China, a great winner?

Donald Trump hopes to fill state funds and attract foreign companies. But, according to Jacques Attali, “a baker has an interest in that his customers are happy, otherwise they do not come back anymore. By acting in this way, Trump pushes Europeans – in any case those who will not give in to the vertigo of submission – to distinguish themselves, even to turn to China.”

He sees in these tensions a symptom of American decline. “The share of American GDP in world GDP has been declining for at least 20 years now. It remains for the moment the first military power in the world.” But in three years, everything could change: “The first military power will be China. The United States will no longer be able to defend Taiwan and Japan.”

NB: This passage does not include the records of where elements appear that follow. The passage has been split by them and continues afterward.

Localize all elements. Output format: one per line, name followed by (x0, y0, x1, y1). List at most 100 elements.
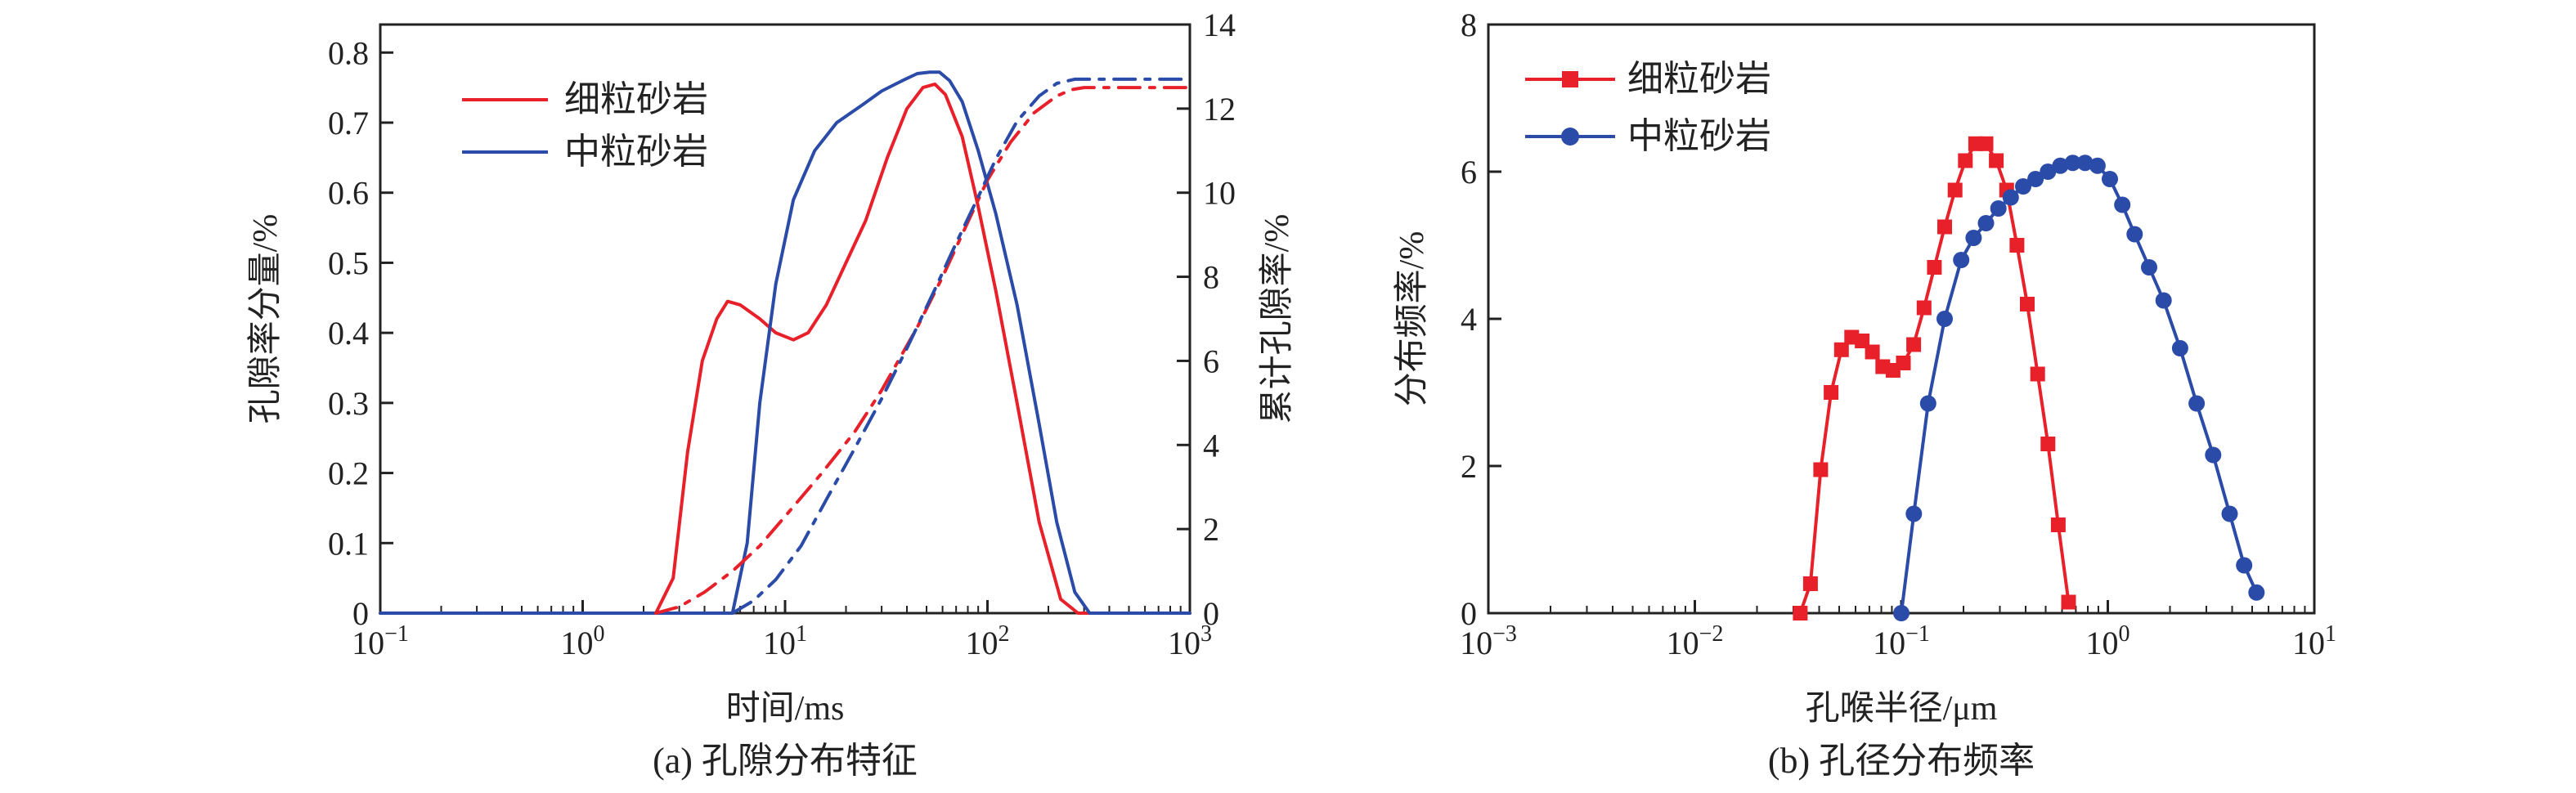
data-point-circle (2089, 157, 2106, 174)
x-tick-label: 101 (763, 621, 807, 661)
data-point-circle (1919, 395, 1936, 412)
data-point-circle (1977, 215, 1995, 231)
y2-tick-label: 6 (1203, 343, 1219, 379)
y-tick-label: 8 (1461, 7, 1477, 43)
data-point-square (1978, 136, 1994, 151)
x-tick-label: 101 (2292, 621, 2336, 661)
data-point-square (1947, 182, 1963, 198)
data-point-circle (2171, 340, 2188, 356)
data-point-square (1937, 219, 1952, 235)
panel-b-xlabel: 孔喉半径/μm (1806, 690, 1998, 728)
y-tick-label: 2 (1461, 448, 1477, 485)
x-tick-label: 10−1 (352, 621, 409, 661)
data-point-circle (2126, 226, 2143, 243)
panel-b-plot-frame (1487, 23, 2316, 615)
panel-a-ylabel: 孔隙率分量/% (246, 214, 285, 424)
y-tick-label: 0 (1461, 595, 1477, 632)
data-point-circle (2027, 171, 2044, 187)
data-point-square (2030, 366, 2045, 382)
x-tick-label: 10−2 (1667, 621, 1724, 661)
y-tick-label: 6 (1461, 154, 1477, 190)
legend-label-fine-sandstone: 细粒砂岩 (1627, 59, 1771, 99)
legend-label-medium-sandstone: 中粒砂岩 (564, 132, 708, 172)
data-point-square (1927, 260, 1942, 275)
series-line-3 (730, 77, 1192, 615)
data-point-square (1906, 337, 1922, 352)
legend-label-fine-sandstone: 细粒砂岩 (564, 79, 708, 119)
data-point-square (2020, 297, 2035, 311)
data-point-square (2040, 437, 2056, 451)
panel-a-legend: 细粒砂岩 中粒砂岩 (462, 79, 708, 172)
y-tick-label: 0 (352, 595, 369, 632)
data-point-square (1896, 356, 1911, 370)
panel-a-series (379, 70, 1192, 615)
data-point-circle (2002, 189, 2019, 206)
data-point-circle (1990, 200, 2007, 217)
x-tick-label: 10−1 (1873, 621, 1930, 661)
panel-a-xlabel: 时间/ms (726, 690, 845, 728)
x-tick-label: 100 (561, 621, 605, 661)
data-point-circle (2155, 292, 2172, 309)
data-point-circle (1965, 230, 1982, 246)
series-line-0 (379, 82, 1192, 615)
y2-tick-label: 14 (1203, 7, 1236, 43)
data-point-square (1916, 300, 1932, 316)
data-point-circle (1953, 252, 1970, 268)
y2-tick-label: 0 (1203, 595, 1219, 632)
x-tick-label: 102 (966, 621, 1010, 661)
y-tick-label: 0.3 (328, 385, 369, 422)
panel-b-caption: (b) 孔径分布频率 (1768, 741, 2035, 781)
y-tick-label: 0.6 (328, 175, 369, 212)
data-point-circle (2205, 446, 2222, 464)
data-point-circle (1936, 311, 1953, 327)
panel-b-tick-labels: 10−3 10−2 10−1 100 101 0 2 4 6 8 (1460, 7, 2336, 661)
data-point-circle (2248, 584, 2265, 601)
panel-b-ticks (1487, 23, 2316, 615)
data-point-circle (2040, 164, 2057, 180)
data-point-circle (2015, 178, 2031, 195)
data-point-circle (2102, 171, 2118, 187)
series-line-1 (1900, 161, 2259, 614)
data-point-circle (2221, 505, 2238, 522)
data-point-circle (1893, 605, 1910, 621)
legend-marker-square (1562, 71, 1578, 87)
y-tick-label: 4 (1461, 301, 1477, 338)
y-tick-label: 0.8 (328, 34, 369, 71)
data-point-square (1813, 462, 1829, 477)
y2-tick-label: 2 (1203, 511, 1219, 548)
y-tick-label: 0.1 (328, 525, 369, 562)
legend-label-medium-sandstone: 中粒砂岩 (1627, 116, 1771, 156)
y-tick-label: 0.7 (328, 105, 369, 141)
data-point-square (2009, 238, 2025, 253)
data-point-circle (2052, 157, 2069, 174)
data-point-square (2061, 594, 2076, 610)
panel-b-ylabel: 分布频率/% (1393, 231, 1431, 407)
data-point-circle (2141, 259, 2157, 276)
series-line-1 (379, 70, 1192, 615)
panel-b-legend: 细粒砂岩 中粒砂岩 (1525, 59, 1771, 156)
y2-tick-label: 4 (1203, 427, 1219, 464)
legend-marker-circle (1561, 128, 1579, 146)
x-tick-label: 103 (1168, 621, 1212, 661)
data-point-circle (2114, 196, 2131, 213)
y-tick-label: 0.4 (328, 315, 369, 352)
x-tick-label: 100 (2086, 621, 2130, 661)
data-point-square (1958, 153, 1973, 168)
data-point-circle (2236, 557, 2253, 574)
data-point-square (2050, 517, 2066, 532)
data-point-square (1793, 606, 1808, 621)
panel-a-ticks (379, 23, 1192, 615)
data-point-circle (2188, 395, 2206, 412)
y2-tick-label: 12 (1203, 91, 1236, 128)
y2-tick-label: 10 (1203, 175, 1236, 212)
data-point-circle (1905, 505, 1923, 522)
data-point-square (1833, 342, 1849, 357)
data-point-circle (2076, 155, 2094, 172)
x-tick-label: 10−3 (1460, 621, 1517, 661)
y-tick-label: 0.5 (328, 244, 369, 281)
panel-a-plot-frame (379, 23, 1192, 615)
series-line-2 (654, 86, 1192, 615)
panel-b: 10−3 10−2 10−1 100 101 0 2 4 6 8 细粒砂岩 中粒砂岩 孔喉半径/μ… (1393, 7, 2336, 781)
y2-tick-label: 8 (1203, 259, 1219, 296)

When Trump wanted to impose restrictions on China, the latter ceased to sell her rare earths and she no longer answered the phone. Americans quickly changed their attitude

Jacques Attali, writer, economist, former special advisor to François Mitterrand

Should we turn to Beijing? Jacques Attali Nuance: “China is a partner that must be considered at least as an alternative, insofar as the United States rejects us. We must keep in mind that we have to diversify our alliances while we build our autonomy”, he underlines.

And to recall a significant anecdote from which the EU could be inspired: “When Trump wanted to impose restrictions on China, the latter stopped selling it rare earths and she no longer answered the phone. The Americans quickly changed their attitude and accepted the Chinese position (…). We, Europeans, we are not in a situation of power of this kind. But we must become.”